The most astonishing sight in Shiraz arrives before your plane lands — when you fly over Lake Maharlou, which goes from pink to blood red. While practically every settlement in Iran boasts of gardens, the ones in the spring capital of Shiraz seem a notch above the rest, with the Baq-e-Eram being a fine example of the Paradise garden. Landscaping was just one of the tricks to transform the regular into the extraordinary in Iran; the use of stained glass being another. The morning light carpets the hallways of the Nasir al-Mulk mosque with a brilliant rainbow, and knees instinctively buckle. Two of the greatest poets in the Persian language are from Shiraz and are buried in magnificent mausoleums in the city. While Hafez’s Divan brings families together during festivals such as Yalda and Navruz, Sa’adi’s tomb aims to bring all of mankind closer. An hour away from the city is greater Persia’s most famous historical site, Persepolis. It’s a sprawling complex built to celebrate the prosperity of an empire that stretched from the Danube to the Indus, according to some accounts. And, not too far from this is Pasargadae, where Cyrus the Great was laid to rest.

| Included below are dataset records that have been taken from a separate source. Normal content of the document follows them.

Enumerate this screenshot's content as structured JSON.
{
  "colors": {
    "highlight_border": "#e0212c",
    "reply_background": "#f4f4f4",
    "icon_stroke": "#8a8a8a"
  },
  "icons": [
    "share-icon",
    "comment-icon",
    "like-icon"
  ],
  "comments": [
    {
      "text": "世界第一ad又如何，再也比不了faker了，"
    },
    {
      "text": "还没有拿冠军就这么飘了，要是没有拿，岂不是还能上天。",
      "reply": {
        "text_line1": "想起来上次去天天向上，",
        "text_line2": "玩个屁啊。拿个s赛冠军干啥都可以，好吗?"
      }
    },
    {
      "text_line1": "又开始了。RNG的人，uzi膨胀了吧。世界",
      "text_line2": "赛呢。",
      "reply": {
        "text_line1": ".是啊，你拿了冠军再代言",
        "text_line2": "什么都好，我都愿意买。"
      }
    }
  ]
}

With unprecedented humility, the king, attributed with the earliest declaration of human rights, begs the passerby not to grudge him the piece of earth that covers his body.
LOST IN TIME
In Yazd, numerous shrines dot the arid landscape, since legends of princesses fleeing their enemies into the desert are rife, along with the idea that strong tale-carrying winds are caught by wind-catchers, ancient air-conditioning units and refrigerators all rolled into one. The tallest such shrine is located in Dowlat Abad Garden, which is worth visiting by itself, as the scores of architecture students will attest to while their pencils give finishing touches to their renditions. Along the same square, flanked by the Jãmeh Mosque of Yazd, is the Zoorkhaneh, the traditional gymnasium, where men flex, stretch and twirl to live music like dervishes on a sugar high. The adrenaline in the ring is fuelled by encouraging participants and visitors alike. For all those of who have always wondered what the inside of a Zoroastrian fire temple looks like, Yazd is the best, if not the only place to catch a glimpse. And, to complete your experience of the Zoroastrian way of life and death, you can also visit the abandoned Tower of Silence that overlooks the city.